Anyway, this is how I found out.
My ex and I got married young. We lived in Cali but he hated the cost of living there. He is from the South.
So about 4 years into our marriage he moved us to the Southeast where cost of living was better and in an area where there seemed to be a good economy.
I found work right away but he didn't.
erplexed
I was paying the bills for about 8 months on my own and I never complained. I just told him keep his head up. Something will come up.
Well, after awhile he got fed up with waiting for a job and decided to go overseas to work.
I begged him not to go.
But long story short he promised he'd only go for a year and that he'd quit and come back with this next egg that I wouldn't be able to argue with.
Now, let me say we were not hurting really. My job pays me very well and he could have taken his time finding a job but his ego got in the way. He couldn't stand the thought of me making more money than him. *sigh*
So he went overseas - the first 6 months were difficult - but he came back home at the midway point and things were okay.
At the year mark he came back and things were okay.

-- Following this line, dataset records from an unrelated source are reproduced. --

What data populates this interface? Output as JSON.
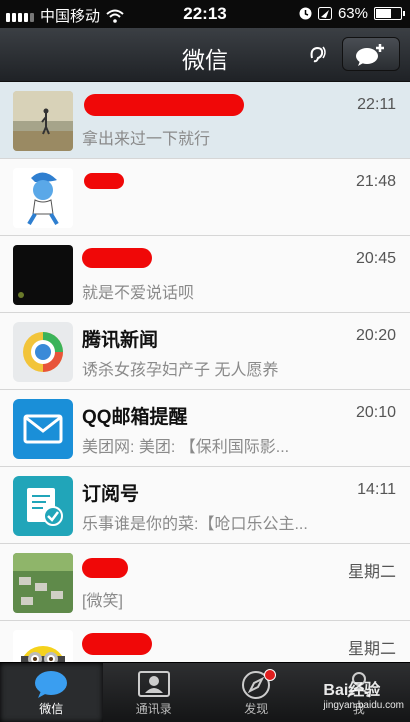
{
  "status_bar": {
    "carrier": "中国移动",
    "time": "22:13",
    "battery": "63%",
    "battery_level": 0.63
  },
  "nav": {
    "title": "微信"
  },
  "chats": [
    {
      "name": "",
      "time": "22:11",
      "preview": "拿出来过一下就行"
    },
    {
      "name": "",
      "time": "21:48",
      "preview": ""
    },
    {
      "name": "",
      "time": "20:45",
      "preview": "就是不爱说话呗"
    },
    {
      "name": "腾讯新闻",
      "time": "20:20",
      "preview": "诱杀女孩孕妇产子 无人愿养"
    },
    {
      "name": "QQ邮箱提醒",
      "time": "20:10",
      "preview": "美团网: 美团: 【保利国际影..."
    },
    {
      "name": "订阅号",
      "time": "14:11",
      "preview": "乐事谁是你的菜:【呛口乐公主..."
    },
    {
      "name": "",
      "time": "星期二",
      "preview": "[微笑]"
    },
    {
      "name": "",
      "time": "星期二",
      "preview": ""
    }
  ],
  "tabs": [
    {
      "label": "微信",
      "icon": "chat-bubble-icon"
    },
    {
      "label": "通讯录",
      "icon": "contacts-icon"
    },
    {
      "label": "发现",
      "icon": "compass-icon"
    },
    {
      "label": "我",
      "icon": "person-icon"
    }
  ],
  "watermark": {
    "brand": "Bai经验",
    "url": "jingyan.baidu.com"
  },
  "colors": {
    "redaction": "#f00808",
    "badge": "#e01e1e",
    "mail_blue": "#1a8fd8",
    "subscription_teal": "#21a5b9"
  }
}
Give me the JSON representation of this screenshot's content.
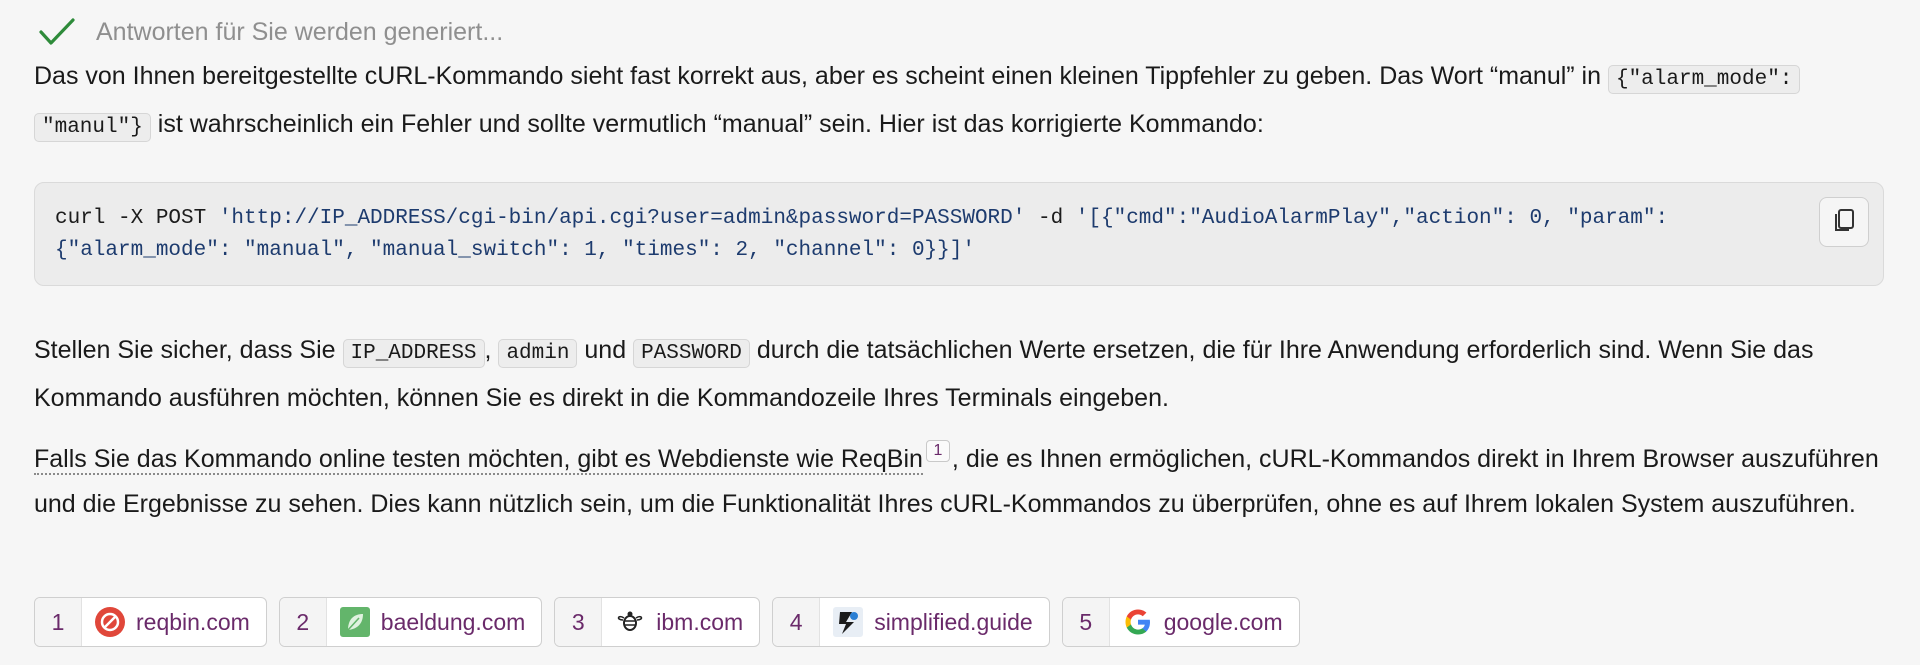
{
  "status": {
    "text": "Antworten für Sie werden generiert..."
  },
  "para1": {
    "before_code": "Das von Ihnen bereitgestellte cURL-Kommando sieht fast korrekt aus, aber es scheint einen kleinen Tippfehler zu geben. Das Wort “manul” in ",
    "code1": "{\"alarm_mode\":",
    "code2": "\"manul\"}",
    "after_code": " ist wahrscheinlich ein Fehler und sollte vermutlich “manual” sein. Hier ist das korrigierte Kommando:"
  },
  "code_block": {
    "line1_cmd": "curl -X POST ",
    "line1_url": "'http://IP_ADDRESS/cgi-bin/api.cgi?user=admin&password=PASSWORD'",
    "line1_flag": " -d ",
    "line1_json": "'[{\"cmd\":\"AudioAlarmPlay\",\"action\": 0, \"param\":",
    "line2_json": "{\"alarm_mode\": \"manual\", \"manual_switch\": 1, \"times\": 2, \"channel\": 0}}]'",
    "copy_icon": "copy-icon"
  },
  "para2": {
    "t1": "Stellen Sie sicher, dass Sie ",
    "c1": "IP_ADDRESS",
    "t2": ", ",
    "c2": "admin",
    "t3": " und ",
    "c3": "PASSWORD",
    "t4": " durch die tatsächlichen Werte ersetzen, die für Ihre Anwendung erforderlich sind. Wenn Sie das Kommando ausführen möchten, können Sie es direkt in die Kommandozeile Ihres Terminals eingeben."
  },
  "para3": {
    "link_text": "Falls Sie das Kommando online testen möchten, gibt es Webdienste wie ReqBin",
    "citation": "1",
    "rest": ", die es Ihnen ermöglichen, cURL-Kommandos direkt in Ihrem Browser auszuführen und die Ergebnisse zu sehen. Dies kann nützlich sein, um die Funktionalität Ihres cURL-Kommandos zu überprüfen, ohne es auf Ihrem lokalen System auszuführen."
  },
  "sources": [
    {
      "num": "1",
      "domain": "reqbin.com",
      "icon": "reqbin-icon"
    },
    {
      "num": "2",
      "domain": "baeldung.com",
      "icon": "baeldung-icon"
    },
    {
      "num": "3",
      "domain": "ibm.com",
      "icon": "ibm-icon"
    },
    {
      "num": "4",
      "domain": "simplified.guide",
      "icon": "simplified-guide-icon"
    },
    {
      "num": "5",
      "domain": "google.com",
      "icon": "google-icon"
    }
  ],
  "colors": {
    "accent_check": "#2e8b3a",
    "source_text": "#6a2a6a",
    "background": "#f6f6f6"
  }
}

Except that he wanted to stay another year.
That was the first time I had considered a divorce.
He had changed...was money hungry now...and I was lonely.
But with no real biblical grounds for divorce (I thought), I didn't act then. I just prayed I could make it a little longer and he'd come home.
He went back and for weeks I was having nightmares about him cheating out of the blue. What can you do when he's 7000 miles away to prove it. You can't. There was something in my gut that was telling me something's wrong. But I couldn't prove it. I felt sick.
I couln't put my finger on it though.
I prayed.
I prayed that if there was something I needed to know that he would reveal it to me.
And I left it in his hands.
This is GOD revealing things to me. It HAD to be because what are the odds.
A few weeks later I got an email.
A friend of mine who was stationed at Camp Arifjan in Kuwait had emailed me. He said he had gone with some buddies to a swinger party. Okay, that's nasty to me
but he says he didn't participate he just went cause he was curious.
Well LOW AND BEHOLD he saw my husband there who was IN FACT participating.
He had taken pictures on his camera phone and emailed them to me as attachments.
I printed them out in color (I drove like a mad woman to office depot to get a color printer because I didn't feel they would have the same impact printed in black and white) all the time crying my eyes out and pulling my hair out and frantic with ....confusion.
After I printed them I sent them to my DH (now ex) certified mail/return receipt/restricted delivery.
and I waited.
Did you know it takes 7 days for mail to get to the middle east?
In the meantime I kept my cool.
I still kept in touch with him. Our conversations were normal. I had a plan.
I know the exact hour he received my package because at 6 o'clock in the morning my cell phone, my instant messenger on the computer, my house phone all blew up simutaneously with ringing, buzzing and that nokia tune.
I picked up my phone and he was crying.
I told him listen. Don't say anything. You do not have a reason to cry. I am the one who should be crying. I told him I need 30 days to think about what I want to do. In those thirty days, do not call, write, email, or contact me unless it is explicitly about our son. If you have anything to say right now you have two minutes to say it. Go.
He said I'm sorry, I love you, I was stupid, I didn't mean it, I don't even know her, I don't even remember her face, I was drinking, I was talked into it by my boys...
You'd be amazed how much a person can say in two minutes...
I said fine, I'll take all that into consideration and I hung up.
He continued to call of course but I didn't answer and after 30 days I wrote him a letter and said, this will be my last letter to you as your wife. I am filing for a divorce. You should be hearing from an attorney shortly.
When I have had some time to recover from this, I will call you and we can talk but I am not going to put myself through this right now.
That was the end of that...
If you read my credit and divorce thread you'll understand now that he was using that situation to make me come back to him. And maybe you'll understand now why I couldn't.
But again, as with most things when I post personal information, I am sharing this to let you know that God does warn us about things. Maybe the answers won't be as clear as mine...and I'm not even saying God encourages divorce, but I do think he'll reveal things to us if we ask him to and if our eyes are open.